As a young teacher in China during the 1980s, Luo Xu thought that he knew his students well. And yet, in the summer of 1989, as he completed his first year of study in the United States, a student movement erupted in Beijing unparalleled by any other in Chinese history. A wide-ranging phenomenon that affected more than 600 universities and over forty cities, the demonstrations at Tiananmen Square seemed uncharacteristic for a generation of students deemed individualistic and self-centered. Xu began to wonder how his former students could have orchestrated such a large-scale action demanding such idealistic devotion to a common cause. Was it because they had changed since he had left? Or was it because he had not understood them well in the first place?

Searching for Life's Meaning deftly chronicles the profound changes in the beliefs and values of Chinese youth that occurred during the 1980s and that ultimately led to the confrontation in Tiananmen Square in 1989. Depicting a country in search of a grand unifying and guiding vision, Luo Xu explores the many historical forces that both shaped and inspired China's youth movement of the 1980s. From the collectivist value systems of Confucianism and communism to the individualism of the West, Searching for Life's Meaning depicts the circuitous path traversed by these young adults on their journey to understand not only themselves but also their place in the new world order.

Both poignant and thought provoking, Searching for Life's Meaning utilizes Luo Xu's personal experience as a teacher in 1980s China to help better define the culture that ultimately drove the events at Tiananmen.
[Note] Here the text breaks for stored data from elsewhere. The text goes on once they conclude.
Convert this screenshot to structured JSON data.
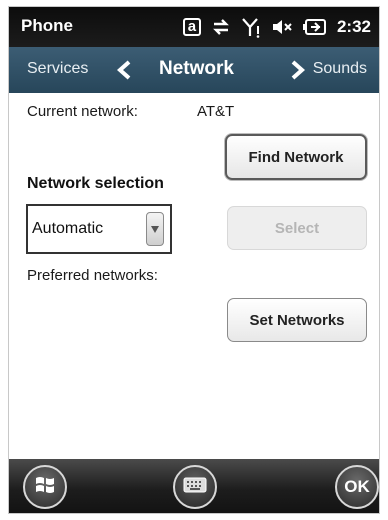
{
  "statusbar": {
    "title": "Phone",
    "time": "2:32",
    "icons": [
      "sim-a-icon",
      "data-connection-icon",
      "signal-icon",
      "volume-muted-icon",
      "battery-charging-icon"
    ],
    "sim_label": "a"
  },
  "nav": {
    "prev": "Services",
    "current": "Network",
    "next": "Sounds"
  },
  "network": {
    "current_label": "Current network:",
    "current_value": "AT&T",
    "selection_heading": "Network selection",
    "selection_value": "Automatic",
    "preferred_label": "Preferred networks:"
  },
  "buttons": {
    "find": "Find Network",
    "select": "Select",
    "set": "Set Networks"
  },
  "softkeys": {
    "ok": "OK"
  },
  "colors": {
    "nav_bar": "#2f4f63",
    "status_bar": "#111111",
    "disabled_text": "#b5b5b5"
  }
}
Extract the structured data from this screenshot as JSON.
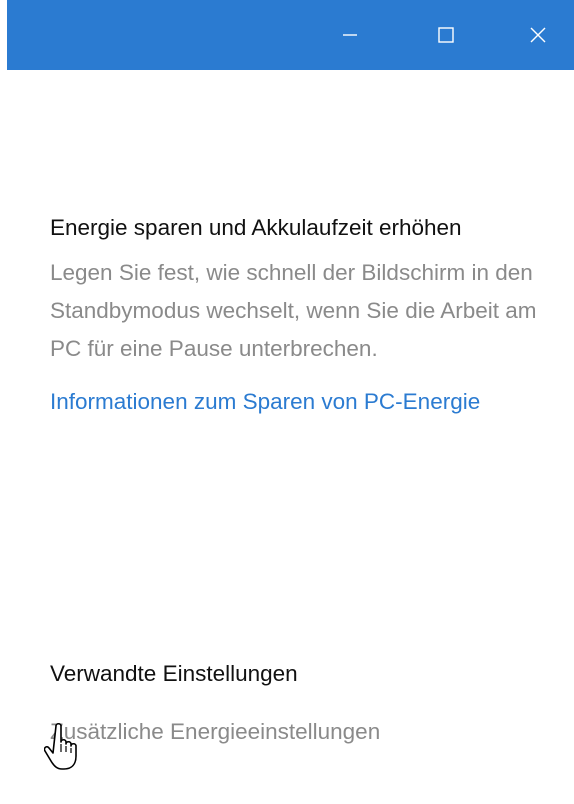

Supporting his arguments with hard-hitting research and solid primary source documents, Xu persuasively contends that the contemplation of the meaning of life, along with other philosophical questions, was an integral component of the general social crisis leading up to the movement of 1989.

Luo Xu is Assistant Professor of History at State Universiy of New York College at Cortland.

Praise / Awards

  • "Xu's exposition, which ends before the dramatic events of the spring of 1989, would be valuable even if these events had never occurred. In any case, given the complex and often contradictory forces that left their mark on China's youth in the 1980s, future scholars who seek to understand the Tiananmen uprising must come to grips with the decade-long process of generational transformation depicted in Luo Xu's masterful treatment."
    China Quarterly
  • "Not only has Luo Xu given us the best book-length study on Chinese youth attitudes and behavior in the turbulent 1980s, but he has also provided an indispensable resource for those seeking to understand why a practical, even self-centered 'me generation'—as Luo Xu had remembered them from his days as a history teacher at Capital Normal University in Beijing—were so willing to participate enthusiastically in such a large-scale collective action centered around a common and idealistic cause."
    —Stanley Rosen, University of Southern California, Los Angeles, Pacific Affairs, Summer 2003

Look Inside

Copyright © 2002, University of Michigan. All rights reserved.

Product Details

  • 6 x 9.
  • 376pp.
  • 31 tables.
Available for sale worldwide

  • Hardcover
  • 2002
  • Available
  • 978-0-472-11239-5

Add to Cart
  • $94.95 U.S.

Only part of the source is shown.